Have you ever wondered what happened to all the tuner cars of the 2000s? Did some of them get re-modified in more modern styles, or did they all get turned into fiberglass cubes years ago? While some are most definitely in the junkyard in the sky, some of them are just squirreled away in garages, waiting for the right time for a revival. Case in point? Castrol’s Top Tuner Pontiac Solstice, the mother of all Solstice builds.
If you haven’t heard of the Top Tuner Pontiac Solstice, don’t worry – this project had a decidedly Northern twist. Castrol was looking to expand its reach in the Canadian sport compact scene and decided that a series of all-out builds was just the ticket. In 2006, the oil brand partnered with six highly-awarded Canadian tuners to build one special Solstice that’s very much a product of its time. Believe it or not, this show car is currently up for grabs on – where else? — Facebook Marketplace for the sum of $20,000 Canadian. So, let’s see what 20,000 loonies gets you.
At the heart of the Top Tuner Pontiac Solstice sits the supercharged two-liter four-cylinder engine from a Chevrolet Cobalt SS, except it’s not supercharged anymore. See, this LSJ was stroked to 2.2 liters and boosted to 30 psi courtesy of a TD05 turbocharger. JE forged pistons and wristpins mate with GM Performance forged rods to keep a lid on things, while a ported head helps with flow. Oh, and if that wasn’t enough, it got nitrous oxide on top of all those goodies. Claimed output? A cool 500 horsepower.
Of course, being a product of the mid-aughts, the visuals of the Top Tuner Pontiac Solstice are over-the-top. We’re talking about a one-off widebody kit and a custom hardtop, as the Solstice Coupe didn’t exist at this point. Due to the extensive body fabrication, the fuel filler neck now attaches to the rear bumper, and the car isn’t really a convertible as such anymore.
As for suspension, the Top Tuner Pontiac Solstice sits low on Tein coilovers with the suspension company’s EDFC damping adjustment solenoids on deck to adjust rebound on the fly. The anti-roll bars and control arms are all GM Performance Parts, but they’re chromed and fitted with polyurethane bushings because that was the style of the time. To top it all off, the whole car was sprayed in a special color-shifting candy green paint that really pops in the light.
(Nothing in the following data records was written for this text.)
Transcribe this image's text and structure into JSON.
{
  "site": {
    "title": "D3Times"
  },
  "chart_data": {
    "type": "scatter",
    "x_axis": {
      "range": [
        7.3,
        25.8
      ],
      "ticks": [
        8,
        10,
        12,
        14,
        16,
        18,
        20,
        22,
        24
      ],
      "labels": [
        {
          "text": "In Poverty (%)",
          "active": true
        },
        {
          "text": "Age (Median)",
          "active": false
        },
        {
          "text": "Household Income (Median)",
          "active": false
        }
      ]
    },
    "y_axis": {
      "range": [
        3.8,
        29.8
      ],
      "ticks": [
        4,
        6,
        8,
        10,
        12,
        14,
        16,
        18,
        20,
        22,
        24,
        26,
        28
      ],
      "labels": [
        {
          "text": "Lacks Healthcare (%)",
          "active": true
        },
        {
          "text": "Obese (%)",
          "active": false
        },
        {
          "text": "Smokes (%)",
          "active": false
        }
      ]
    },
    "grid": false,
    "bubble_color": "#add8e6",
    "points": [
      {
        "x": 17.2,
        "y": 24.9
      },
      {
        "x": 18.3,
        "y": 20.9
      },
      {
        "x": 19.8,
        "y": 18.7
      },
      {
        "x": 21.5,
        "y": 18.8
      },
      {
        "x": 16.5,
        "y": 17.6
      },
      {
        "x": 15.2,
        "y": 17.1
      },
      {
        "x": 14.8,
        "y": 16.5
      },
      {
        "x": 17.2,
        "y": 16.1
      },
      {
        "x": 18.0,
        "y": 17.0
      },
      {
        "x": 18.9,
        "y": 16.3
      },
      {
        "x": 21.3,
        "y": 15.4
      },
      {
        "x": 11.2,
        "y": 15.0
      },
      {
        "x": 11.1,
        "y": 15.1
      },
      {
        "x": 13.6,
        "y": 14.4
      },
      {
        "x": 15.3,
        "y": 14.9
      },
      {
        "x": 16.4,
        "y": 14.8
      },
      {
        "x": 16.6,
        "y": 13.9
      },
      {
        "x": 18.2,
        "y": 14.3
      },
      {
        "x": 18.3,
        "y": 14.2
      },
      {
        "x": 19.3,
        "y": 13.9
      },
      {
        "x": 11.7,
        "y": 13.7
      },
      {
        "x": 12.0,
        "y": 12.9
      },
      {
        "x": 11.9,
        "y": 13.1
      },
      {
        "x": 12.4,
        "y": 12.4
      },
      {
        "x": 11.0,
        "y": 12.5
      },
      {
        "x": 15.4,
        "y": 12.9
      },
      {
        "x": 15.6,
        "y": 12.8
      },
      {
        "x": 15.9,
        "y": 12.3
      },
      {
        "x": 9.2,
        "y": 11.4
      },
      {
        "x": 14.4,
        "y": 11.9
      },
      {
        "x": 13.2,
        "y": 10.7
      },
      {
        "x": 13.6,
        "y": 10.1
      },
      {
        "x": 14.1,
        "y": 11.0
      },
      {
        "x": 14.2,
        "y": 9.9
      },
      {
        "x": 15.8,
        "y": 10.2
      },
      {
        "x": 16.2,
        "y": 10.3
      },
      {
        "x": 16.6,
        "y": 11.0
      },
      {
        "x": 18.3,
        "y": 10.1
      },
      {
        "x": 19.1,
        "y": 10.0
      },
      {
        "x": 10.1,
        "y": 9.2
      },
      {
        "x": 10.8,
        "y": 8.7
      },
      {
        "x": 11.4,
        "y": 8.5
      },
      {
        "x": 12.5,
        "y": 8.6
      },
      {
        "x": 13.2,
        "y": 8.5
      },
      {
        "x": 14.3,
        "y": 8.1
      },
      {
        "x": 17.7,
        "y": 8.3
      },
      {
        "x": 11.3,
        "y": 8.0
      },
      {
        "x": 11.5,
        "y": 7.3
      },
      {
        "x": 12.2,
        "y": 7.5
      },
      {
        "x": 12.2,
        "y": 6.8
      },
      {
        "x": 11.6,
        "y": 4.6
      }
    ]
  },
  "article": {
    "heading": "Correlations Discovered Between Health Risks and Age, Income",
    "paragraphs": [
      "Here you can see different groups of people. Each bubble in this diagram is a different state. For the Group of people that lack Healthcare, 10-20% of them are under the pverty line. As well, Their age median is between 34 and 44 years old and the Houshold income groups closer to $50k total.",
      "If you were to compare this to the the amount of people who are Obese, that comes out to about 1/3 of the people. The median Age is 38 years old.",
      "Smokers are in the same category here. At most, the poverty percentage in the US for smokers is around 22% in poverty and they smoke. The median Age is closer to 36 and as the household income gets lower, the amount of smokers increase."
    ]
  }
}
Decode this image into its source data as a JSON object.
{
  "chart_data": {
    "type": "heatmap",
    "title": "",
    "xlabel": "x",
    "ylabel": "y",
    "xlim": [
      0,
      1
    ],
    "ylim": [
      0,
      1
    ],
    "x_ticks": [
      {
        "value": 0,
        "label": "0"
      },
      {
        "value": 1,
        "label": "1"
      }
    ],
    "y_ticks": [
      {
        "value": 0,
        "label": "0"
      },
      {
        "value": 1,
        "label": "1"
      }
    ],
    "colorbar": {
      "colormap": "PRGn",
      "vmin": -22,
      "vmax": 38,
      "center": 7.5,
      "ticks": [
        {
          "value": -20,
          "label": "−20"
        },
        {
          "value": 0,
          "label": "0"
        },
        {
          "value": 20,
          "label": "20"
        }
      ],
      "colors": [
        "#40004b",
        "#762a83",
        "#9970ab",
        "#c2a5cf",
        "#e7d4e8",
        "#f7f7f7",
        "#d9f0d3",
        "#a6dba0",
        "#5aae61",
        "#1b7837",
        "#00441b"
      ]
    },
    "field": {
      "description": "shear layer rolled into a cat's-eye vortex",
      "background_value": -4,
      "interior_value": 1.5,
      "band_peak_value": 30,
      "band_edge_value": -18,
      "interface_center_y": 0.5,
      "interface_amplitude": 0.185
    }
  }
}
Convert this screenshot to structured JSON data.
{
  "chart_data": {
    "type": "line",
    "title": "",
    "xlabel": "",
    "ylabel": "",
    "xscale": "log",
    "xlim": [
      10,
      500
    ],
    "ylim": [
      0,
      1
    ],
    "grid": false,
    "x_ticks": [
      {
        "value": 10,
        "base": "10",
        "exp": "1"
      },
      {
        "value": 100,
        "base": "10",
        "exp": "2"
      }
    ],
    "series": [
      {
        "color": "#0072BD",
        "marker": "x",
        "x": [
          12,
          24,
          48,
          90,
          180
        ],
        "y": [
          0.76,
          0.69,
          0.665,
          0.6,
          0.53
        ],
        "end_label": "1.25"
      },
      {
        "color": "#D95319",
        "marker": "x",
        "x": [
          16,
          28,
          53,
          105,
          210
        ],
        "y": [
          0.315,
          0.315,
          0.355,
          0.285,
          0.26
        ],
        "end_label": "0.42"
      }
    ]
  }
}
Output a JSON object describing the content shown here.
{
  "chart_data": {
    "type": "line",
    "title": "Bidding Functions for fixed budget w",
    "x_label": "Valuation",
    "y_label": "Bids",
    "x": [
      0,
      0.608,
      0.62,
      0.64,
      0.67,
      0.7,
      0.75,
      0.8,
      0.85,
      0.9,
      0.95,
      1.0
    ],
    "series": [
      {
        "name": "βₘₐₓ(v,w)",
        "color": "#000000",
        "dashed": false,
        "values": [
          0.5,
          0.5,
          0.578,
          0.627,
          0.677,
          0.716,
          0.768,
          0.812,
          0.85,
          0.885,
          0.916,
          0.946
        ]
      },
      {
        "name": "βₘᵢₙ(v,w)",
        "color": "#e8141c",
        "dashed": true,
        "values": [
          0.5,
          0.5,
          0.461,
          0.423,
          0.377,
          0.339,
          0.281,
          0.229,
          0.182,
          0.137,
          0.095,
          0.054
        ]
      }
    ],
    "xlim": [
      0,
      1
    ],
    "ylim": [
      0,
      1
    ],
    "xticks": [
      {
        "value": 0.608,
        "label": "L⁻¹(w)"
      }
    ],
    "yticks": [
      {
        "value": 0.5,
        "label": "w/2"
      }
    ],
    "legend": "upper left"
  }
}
While modifications are a matter of taste, some just don’t hold up to today’s scrutiny. HID headlights in halogen reflector housings, anyone? Thankfully, the car isn’t currently rocking the custom interior it was once fitted with, for that red suede-clad bundle of screens and aftermarket gauges has aged about as well as you’d expect. While I’d love it if some components of the over-the-top audio system from show car guise stayed in the car, it’s nice to see a normal interior and not a cabin that looks like a strip club.
However, the interior isn’t the only thing that hasn’t remained with the Top Tuner Solstice over the years. The chrome grille mesh, special front emblem, and original DUB wheels haven’t survived the last 17 years or so. Given the oddball double-staggered wheel fitment, I can’t say I miss the original wheels. However, the front end feels unfinished without grille mesh, and the special front emblem should’ve really stayed with the car.
I remember seeing this car when it was still fresh and hot and being blown away by the extent of the changes. Obviously, fit-and-finish wasn’t quite up to OEM scratch, but it was impressive seeing what a few skilled Canadians could accomplish. If the Top Tuner Solstice is still pushing out anywhere near the claimed 500 horsepower it made back in the day, this would be one seriously rapid car for $20,000 Canadian. It’s also one of the most depreciated cars on the market, with a claimed $500,000 Canadian going into the build according to an Auto123 article. While the Top Tuner Solstice certainly isn’t everyone’s cup of tea, it’s an important living document of a subculture era that’s now largely dead. For the right sort of person, it’ll be $20,000 well-spent.